Hello all,

very useful forum you guys have here. maybe you might be able to help me with an issue i am having with a program i am writing? I am trying to dynamically load a class that the user specifies. I am coding in standard java 1.5 and swing. what i have found so far is as follows...

Code:

Class c = Class.forName( "com.mindprod.mypackage.Myclass" ); Thing t = (Thing)c.newInstance( ); t.doSomething();


The forName() method takes a String that is the *NAME* of the class, my program uses a JFileChooser and the method getSelectedFile that returns a (.class) File that needs to be dynamicaly loaded. I need a way to do this, some thought would be...

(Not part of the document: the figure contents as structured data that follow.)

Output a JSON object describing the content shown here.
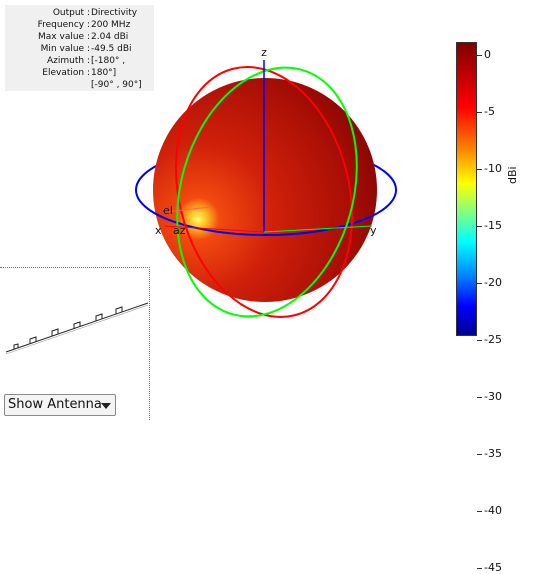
{
  "info": [
    {
      "key": "Output",
      "value": "Directivity"
    },
    {
      "key": "Frequency",
      "value": "200 MHz"
    },
    {
      "key": "Max value",
      "value": "2.04 dBi"
    },
    {
      "key": "Min value",
      "value": "-49.5 dBi"
    },
    {
      "key": "Azimuth",
      "value": "[-180° ,"
    },
    {
      "key": "Elevation",
      "value": "180°]"
    },
    {
      "key": "",
      "value": "[-90° , 90°]"
    }
  ],
  "axes": {
    "z": "z",
    "x": "x",
    "y": "y",
    "el": "el",
    "az": "az"
  },
  "colorbar": {
    "ticks": [
      "0",
      "-5",
      "-10",
      "-15",
      "-20",
      "-25",
      "-30",
      "-35",
      "-40",
      "-45"
    ],
    "unit": "dBi",
    "colors": [
      "#800000",
      "#ff0000",
      "#ffff00",
      "#00ffff",
      "#0000ff",
      "#00008f"
    ]
  },
  "dropdown": {
    "selected": "Show Antenna"
  },
  "colors": {
    "azimuth_circle": "#0000ff",
    "elevation_circle_1": "#ff0000",
    "elevation_circle_2": "#00ff00",
    "pattern": "#c41a0a"
  }
}
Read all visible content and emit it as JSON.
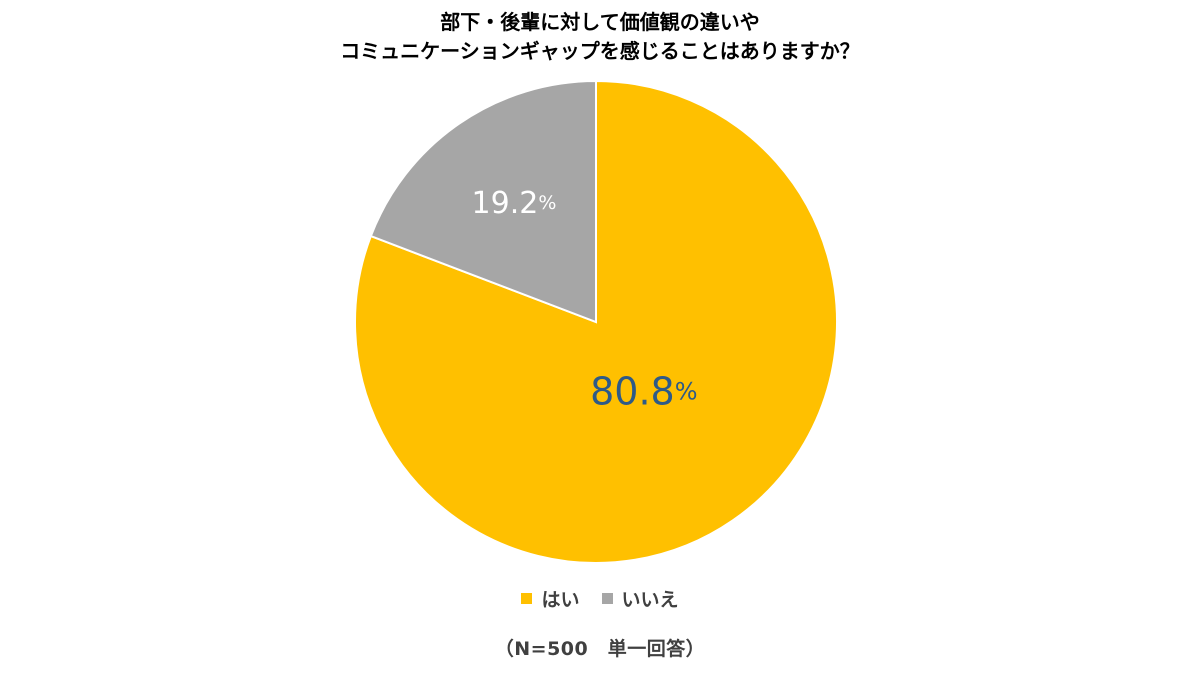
{
  "chart_data": {
    "type": "pie",
    "title": "部下・後輩に対して価値観の違いやコミュニケーションギャップを感じることはありますか？",
    "title_lines": [
      "部下・後輩に対して価値観の違いや",
      "コミュニケーションギャップを感じることはありますか？"
    ],
    "slices": [
      {
        "name": "はい",
        "value": 80.8,
        "label": "80.8",
        "unit": "%",
        "color": "#FFC000",
        "label_color": "#2E5A87"
      },
      {
        "name": "いいえ",
        "value": 19.2,
        "label": "19.2",
        "unit": "%",
        "color": "#A6A6A6",
        "label_color": "#FFFFFF"
      }
    ],
    "legend_position": "bottom",
    "note": "（N=500　単一回答）"
  }
}
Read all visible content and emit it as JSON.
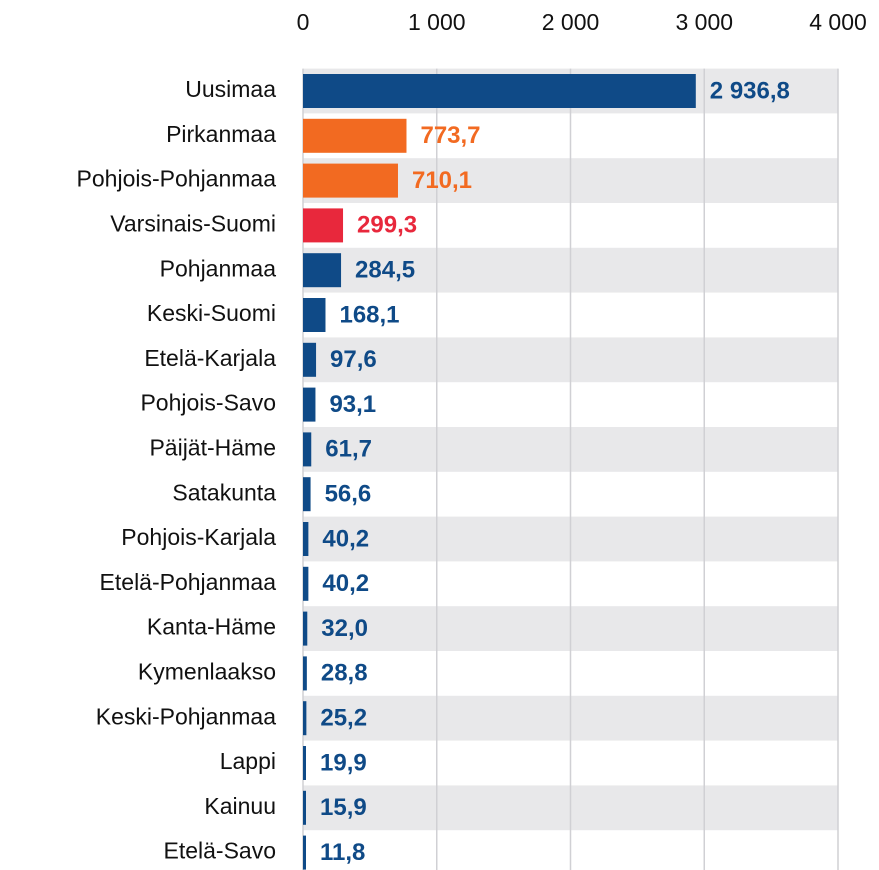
{
  "chart_data": {
    "type": "hbar",
    "categories": [
      "Uusimaa",
      "Pirkanmaa",
      "Pohjois-Pohjanmaa",
      "Varsinais-Suomi",
      "Pohjanmaa",
      "Keski-Suomi",
      "Etelä-Karjala",
      "Pohjois-Savo",
      "Päijät-Häme",
      "Satakunta",
      "Pohjois-Karjala",
      "Etelä-Pohjanmaa",
      "Kanta-Häme",
      "Kymenlaakso",
      "Keski-Pohjanmaa",
      "Lappi",
      "Kainuu",
      "Etelä-Savo"
    ],
    "values": [
      2936.8,
      773.7,
      710.1,
      299.3,
      284.5,
      168.1,
      97.6,
      93.1,
      61.7,
      56.6,
      40.2,
      40.2,
      32.0,
      28.8,
      25.2,
      19.9,
      15.9,
      11.8
    ],
    "value_labels": [
      "2 936,8",
      "773,7",
      "710,1",
      "299,3",
      "284,5",
      "168,1",
      "97,6",
      "93,1",
      "61,7",
      "56,6",
      "40,2",
      "40,2",
      "32,0",
      "28,8",
      "25,2",
      "19,9",
      "15,9",
      "11,8"
    ],
    "colors": [
      "#0f4a87",
      "#f26a21",
      "#f26a21",
      "#e8283c",
      "#0f4a87",
      "#0f4a87",
      "#0f4a87",
      "#0f4a87",
      "#0f4a87",
      "#0f4a87",
      "#0f4a87",
      "#0f4a87",
      "#0f4a87",
      "#0f4a87",
      "#0f4a87",
      "#0f4a87",
      "#0f4a87",
      "#0f4a87"
    ],
    "xlim": [
      0,
      4000
    ],
    "xticks": [
      0,
      {
        "value": 1000,
        "label": "1 000"
      },
      {
        "value": 2000,
        "label": "2 000"
      },
      {
        "value": 3000,
        "label": "3 000"
      },
      {
        "value": 4000,
        "label": "4 000"
      }
    ],
    "grid": true
  }
}
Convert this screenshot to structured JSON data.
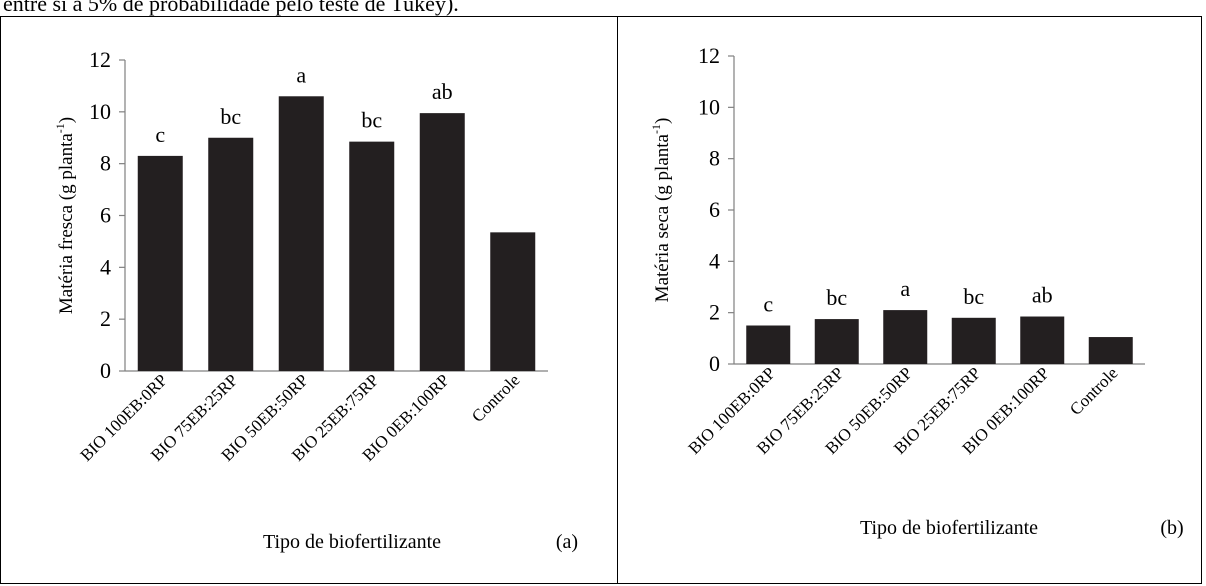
{
  "caption": "entre si a 5% de probabilidade pelo teste de Tukey).",
  "chart_data": [
    {
      "type": "bar",
      "panel_label": "(a)",
      "xlabel": "Tipo de biofertilizante",
      "ylabel": "Matéria fresca (g planta",
      "ylabel_sup": "-1",
      "ylabel_end": ")",
      "categories": [
        "BIO 100EB:0RP",
        "BIO 75EB:25RP",
        "BIO 50EB:50RP",
        "BIO 25EB:75RP",
        "BIO 0EB:100RP",
        "Controle"
      ],
      "values": [
        8.3,
        9.0,
        10.6,
        8.85,
        9.95,
        5.35
      ],
      "annotations": [
        "c",
        "bc",
        "a",
        "bc",
        "ab",
        ""
      ],
      "ylim": [
        0,
        12
      ],
      "yticks": [
        "0",
        "2",
        "4",
        "6",
        "8",
        "10",
        "12"
      ],
      "bar_color": "#231f20"
    },
    {
      "type": "bar",
      "panel_label": "(b)",
      "xlabel": "Tipo de biofertilizante",
      "ylabel": "Matéria seca (g planta",
      "ylabel_sup": "-1",
      "ylabel_end": ")",
      "categories": [
        "BIO 100EB:0RP",
        "BIO 75EB:25RP",
        "BIO 50EB:50RP",
        "BIO 25EB:75RP",
        "BIO 0EB:100RP",
        "Controle"
      ],
      "values": [
        1.5,
        1.75,
        2.1,
        1.8,
        1.85,
        1.05
      ],
      "annotations": [
        "c",
        "bc",
        "a",
        "bc",
        "ab",
        ""
      ],
      "ylim": [
        0,
        12
      ],
      "yticks": [
        "0",
        "2",
        "4",
        "6",
        "8",
        "10",
        "12"
      ],
      "bar_color": "#231f20"
    }
  ]
}
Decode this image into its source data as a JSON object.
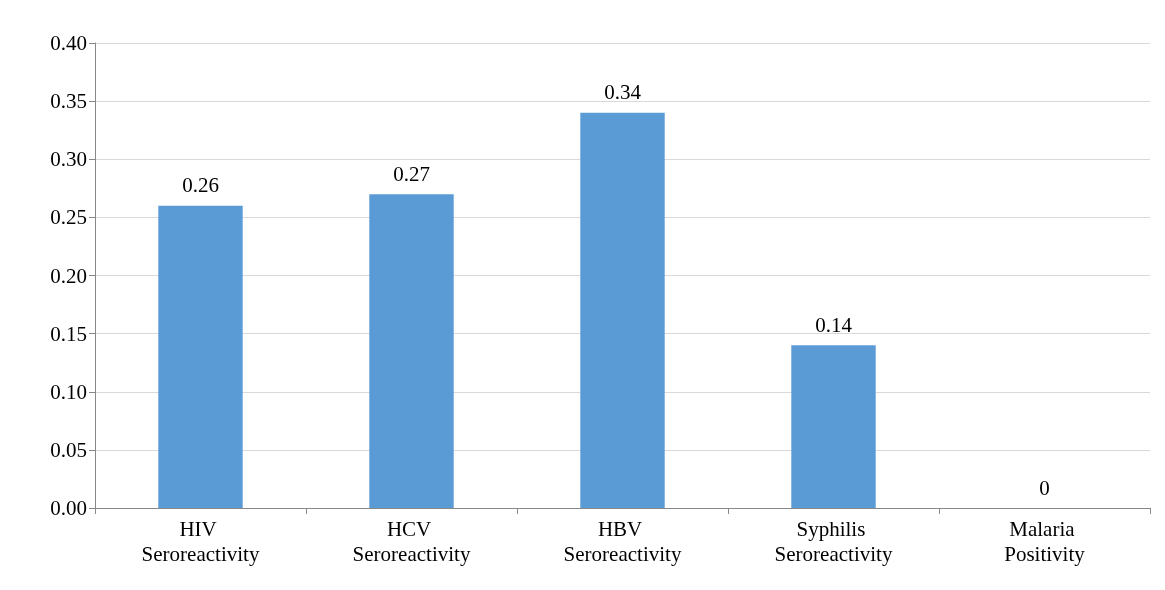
{
  "chart_data": {
    "type": "bar",
    "categories": [
      "HIV Seroreactivity",
      "HCV Seroreactivity",
      "HBV Seroreactivity",
      "Syphilis Seroreactivity",
      "Malaria Positivity"
    ],
    "values": [
      0.26,
      0.27,
      0.34,
      0.14,
      0
    ],
    "color": "#5b9bd5",
    "ylim": [
      0,
      0.4
    ],
    "yticks": [
      {
        "value": 0,
        "label": "0.00"
      },
      {
        "value": 0.05,
        "label": "0.05"
      },
      {
        "value": 0.1,
        "label": "0.10"
      },
      {
        "value": 0.15,
        "label": "0.15"
      },
      {
        "value": 0.2,
        "label": "0.20"
      },
      {
        "value": 0.25,
        "label": "0.25"
      },
      {
        "value": 0.3,
        "label": "0.30"
      },
      {
        "value": 0.35,
        "label": "0.35"
      },
      {
        "value": 0.4,
        "label": "0.40"
      }
    ],
    "grid": "y",
    "data_labels": true
  }
}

* Get the path of the returned file and somehow turn it into a class name.
* Some other way of loading a class based upon the file path not name.

If anyone has any ideas i will be very grateful,

Thanks heaps,

Andrew.
Edit/Delete Message

* Get the path of the returned file and somehow turn it into a class name.

I think that is your best option, but there are a couple of considerations to keep in mind.
1) you can reliably know the base path to the classes they have to choose from and the package structure is intact from that base.
2) you know or can determine the type of object being created so you can properly cast the Object from newInstance().

Given those two caveats, this tiny example illustrates using the selected file to load the class. I used two different variations for the baseDir, one which was on my classpath at the time of execution and one which was not. Both worked fine.

JFileChooser chooser = new JFileChooser();
int result = chooser.showOpenDialog(null);
if (result==JFileChooser.APPROVE_OPTION){
    File f = chooser.getSelectedFile();
    //String baseDir = System.getProperty("user.dir")+"\\build\\classes\\";
    String baseDir = "C:\\TEMP\\build\\classes\\";
    String className = f.getPath().replace(baseDir,"").replace(".class","").replace("\\",".");
    try {
        Class c = Class.forName(className);
        c.newInstance().toString();
    } catch (Exception ex) {
        ex.printStackTrace();
    }
}

Thanks, that looks like it might be useful.